There was a time when I *despised* JavaScript. True story. But things have changed much since. What I like about modern JS is its versatility and ease of use. It has a relatively simple syntax, making it accessible to developers with varying levels of experience.

Consider a common problem used during programming teaching courses: the Polish Notation (and Reverse Polish Notation, too). Polish notation (PN), also known as normal Polish notation (NPN), Łukasiewicz notation, Warsaw notation, Polish prefix notation or simply prefix notation, is a mathematical notation in which operators precede their operands, in contrast to the more common infix notation, in which operators are placed between operands, as well as reverse Polish notation (RPN), in which operators follow their operands. PN and RPN do not need any parentheses as long as each operator has a fixed number of operands. The description “Polish” refers to the nationality of logician Jan Łukasiewicz, who invented Polish notation in 1924.
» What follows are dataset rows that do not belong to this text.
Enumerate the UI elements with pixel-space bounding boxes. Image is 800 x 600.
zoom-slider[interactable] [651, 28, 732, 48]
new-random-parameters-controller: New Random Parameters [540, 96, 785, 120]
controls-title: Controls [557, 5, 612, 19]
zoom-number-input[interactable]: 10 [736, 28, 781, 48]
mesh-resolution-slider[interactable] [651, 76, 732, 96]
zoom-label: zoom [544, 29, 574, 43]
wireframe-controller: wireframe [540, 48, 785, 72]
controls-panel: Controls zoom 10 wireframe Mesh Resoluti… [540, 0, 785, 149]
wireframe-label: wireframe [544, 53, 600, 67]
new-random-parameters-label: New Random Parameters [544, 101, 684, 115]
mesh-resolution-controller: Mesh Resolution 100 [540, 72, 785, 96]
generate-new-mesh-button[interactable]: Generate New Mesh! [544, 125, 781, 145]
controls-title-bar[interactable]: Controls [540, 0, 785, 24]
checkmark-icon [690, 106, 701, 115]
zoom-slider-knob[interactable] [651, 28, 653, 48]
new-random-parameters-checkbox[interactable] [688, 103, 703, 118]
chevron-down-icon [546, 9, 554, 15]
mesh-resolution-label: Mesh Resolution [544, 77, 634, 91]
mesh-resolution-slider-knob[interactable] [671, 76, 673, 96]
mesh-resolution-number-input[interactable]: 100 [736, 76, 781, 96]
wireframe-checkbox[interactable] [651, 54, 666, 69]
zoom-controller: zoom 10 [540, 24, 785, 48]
Traditional notation | Polish Notation | Reverse Polish Notation |
---|---|---|

3 + 4 | + 3 4 | 3 4 + |

3 – (4 * 5) | – 3 * 4 5 | 3 4 5 * – |

(3 + 4) * 5 | * + 3 4 5 | 3 4 + 5 * |

(3 – 4) / (5 + 2) | / – 3 4 + 5 2 | 3 4 – 5 2 + / |

Without exploiting JS peculiarities, you could write some general code as follows to calculate an expression in PN format:

```
exports.calculate = function(expression) {
const tokens = expression.split(' ');
const stack = [];
for (let i = tokens.length - 1; i >= 0; i--) {
if (['+', '-', '*', '/'].includes(tokens[i])) {
const operand1 = stack.pop();
const operand2 = stack.pop();
let result;
switch (tokens[i]) {
case '+':
result = operand1 + operand2;
break;
case '-':
result = operand1 - operand2;
break;
case '*':
result = operand1 * operand2;
break;
case '/':
result = operand1 / operand2;
break;
}
stack.push(result);
} else {
stack.push(parseFloat(tokens[i]));
}
}
return stack[0];
}
```

You could write similar code in any modern language that provides built-in functions to operate on an array in a stack fashion (in other languages, you’ll have to implement those functions yourselves).

But in JS you can do much better than just that. To avoid this post being too long, I am going to jump straight to a version of the code able to deal with both PN and RPN.

```
exports.calculate = function(expression, notation = 'pn') {
if (!['pn', 'rpn'].includes(notation)) return null;
const tokens = expression.split(' ');
if (notation === 'pn') tokens.reverse(); // PN: expression to be scanned in reversed order.
const stack = [];
const operators = {
'+': (x, y) => x + y,
'-': (x, y) => x - y,
'*': (x, y) => x * y,
'/': (x, y) => x / y
}
for (const token of tokens) {
if (['+', '-', '*', '/'].includes(token)) {
const operands = [stack.pop(), stack.pop()];
if (notation === 'rpn') operands.reverse(); // RPN: invert operand order once out of the stack.
stack.push(operators[token](operands[0], operands[1]));
} else {
stack.push(parseFloat(token));
}
}
return stack[0];
}
```

Main changes:

- I don’t need a switch case to choose which arithmetic operation I need to execute. I can create a map (called
`operators`

above) that*maps*an operator symbol to the related function. Then use that map to execute the right operation based on the token being parsed. - For PN parsing, the original expression must be scanned backwards. That’s what the first version of the code does. In the new version, in case of PN, I simply reverse the array. Is this ok? Yes, it is, because the array reversal is performed in linear time (
`O(n)`

), so the overall time complexity of the algorithm does not change. - We use a more legible and convenient version of the
`for`

loop.

Like I said, the latest version of the code can also solve RPN. The difference in the algorithm is quite simple with the two notations:

- with RPN the expression is scanned in direct order, with PN in reverse order
- with PN, the first operand is the first one popped out of the stack, and the second operand is the second one popped out of the stack. With RPN, they need to be swapped.

The result is a more elegant and compact piece of code, though not necessarily more legible.